Can LLMs Speak For Diverse People? Tuning LLMs via Debate to Generate Controllable Controversial Statements

TL;DR

This work tackles the challenge of making LLMs controllable enough to generate statements that align with user-defined, potentially minority, stances on controversial topics. It introduces DEBATunE, a two-phase pipeline where two opposing LLM agents debate a topic to produce high-quality, stance-consistent statements, which are then used to fine-tune a controllable model. A large 710-topic Debate Dataset provides ground-truth statements (7100 total) to train on both positive and negative stances. Evaluation with a GPT-4 judge on Controversy Controllability and Response Quality, plus a human study, shows DEBATunE improves the ability to speak for diverse viewpoints and generalizes to unseen topics, also enhancing instruction-following performance after fine-tuning.

Abstract

Making LLMs speak for different, especially minority groups of people, and generate statements supporting their diverse or even controversial perspectives is critical to creating an inclusive environment. However, existing LLMs lack sufficient controllability to the stance of their generated content, which often contains inconsistent, neutral, or biased statements. In this paper, we improve the controllability of LLMs in generating statements supporting an argument the user defined in the prompt. We find that multi-round debates between two LLMs with opposite stances generate higher-quality and more salient statements for each, which are important training data to improve the controllability of LLMs. Motivated by this, we develop a novel debate & tuning (DEBATUNE) pipeline finetuning LLMs to generate the statements obtained via debate. To examine DEBATUNE, we curate the largest dataset of debate topics so far, which covers 710 controversial topics and corresponding arguments for each topic. Evaluations by the GPT-4 judge with a novel controversy controllability metric show that LLMs' capability of generating diverse perspectives is significantly improved by DEBATUNE. Moreover, such controllability can be generalized to unseen topics, generating high-quality statements supporting controversial arguments.
Paper Structure (25 sections, 5 equations, 5 figures, 4 tables)

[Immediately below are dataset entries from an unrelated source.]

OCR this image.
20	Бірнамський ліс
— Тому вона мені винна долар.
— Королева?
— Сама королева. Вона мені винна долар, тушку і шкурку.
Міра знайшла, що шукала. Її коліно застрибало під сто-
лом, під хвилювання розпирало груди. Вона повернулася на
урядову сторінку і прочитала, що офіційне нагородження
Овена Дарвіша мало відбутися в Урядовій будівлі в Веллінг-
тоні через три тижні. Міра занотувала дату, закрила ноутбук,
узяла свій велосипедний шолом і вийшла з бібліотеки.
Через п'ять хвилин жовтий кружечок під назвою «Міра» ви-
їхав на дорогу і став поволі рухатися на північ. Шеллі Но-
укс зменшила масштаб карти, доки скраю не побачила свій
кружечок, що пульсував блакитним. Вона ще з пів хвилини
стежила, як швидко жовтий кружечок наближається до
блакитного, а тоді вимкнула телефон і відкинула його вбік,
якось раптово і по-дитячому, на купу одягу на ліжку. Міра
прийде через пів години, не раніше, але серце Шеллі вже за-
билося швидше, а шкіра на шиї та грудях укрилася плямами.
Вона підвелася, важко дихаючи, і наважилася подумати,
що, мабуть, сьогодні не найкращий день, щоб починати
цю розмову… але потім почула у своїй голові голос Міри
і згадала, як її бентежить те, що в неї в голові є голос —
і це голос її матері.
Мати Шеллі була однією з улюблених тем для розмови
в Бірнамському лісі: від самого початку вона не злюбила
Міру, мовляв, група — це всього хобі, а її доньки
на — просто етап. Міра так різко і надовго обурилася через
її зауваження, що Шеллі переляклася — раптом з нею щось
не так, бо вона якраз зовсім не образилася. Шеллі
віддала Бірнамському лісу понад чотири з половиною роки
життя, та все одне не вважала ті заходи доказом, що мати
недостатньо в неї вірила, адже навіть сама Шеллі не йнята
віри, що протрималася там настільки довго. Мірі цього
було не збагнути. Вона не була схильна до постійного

This paper contains 25 sections, 5 equations, 5 figures, 4 tables.

Figures (5)

  • Figure 1: The pipeline of DEBATunE. In the Debate phase (top), the agents are prompted to debate upon the given topic with an argument. After several rounds of debate, an agent (positive in the example) concludes the debate based on all the previous debate records. The conclusion is a more salient, detailed, and higher-quality statement for the agent. It will be used to train an LLM in the Training phase (bottom) to improve the controllability of generating statements for the given stance (positive in the example).
  • Figure 2: Comparing existing LLMs and DEBATunE-trained LLMs.(a,c) Given the controversial topic, "Organ donation should be mandatory", and a user-defined stance (left: positive; right: negative), Vicuna 7B v1.5 cannot always generate consistent statements supporting the stance and lacks controllability. It exhibits a bias towards the positive stance and ignores the user's negative stance and religious concerns in (c), which may lead to an offensive statement. (b,d) On the contrary, DEBATunE-trained model generates higher-quality and strong statements that strictly adhere to the user stance (positive or negative).
  • Figure 3: Structure of our debate dataset. There are $710$ controversial debate topics. Each topic $t$ allows a positive stance $p_t$ and a negative stance $n_t$, where $p_t$ agrees with the topic and $n_t$ is against it. We use gpt-3.5-turbo-1106 to generate 5 one-sentence arguments supporting each stance, e.g., $a_{p_{t}, i}$ is the $i$-th argument for the positive stance on topic $t$. Given an argument $a_{p_{t}, i}$, a controllable LLM is expected to generate a supporting statement $s_{p_{t}, i}$ with detailed explanations and evidence.
  • Figure 4: The prompt to evaluate the Response Quality.
  • Figure 5: The prompt to evaluate the Controversy Controllability.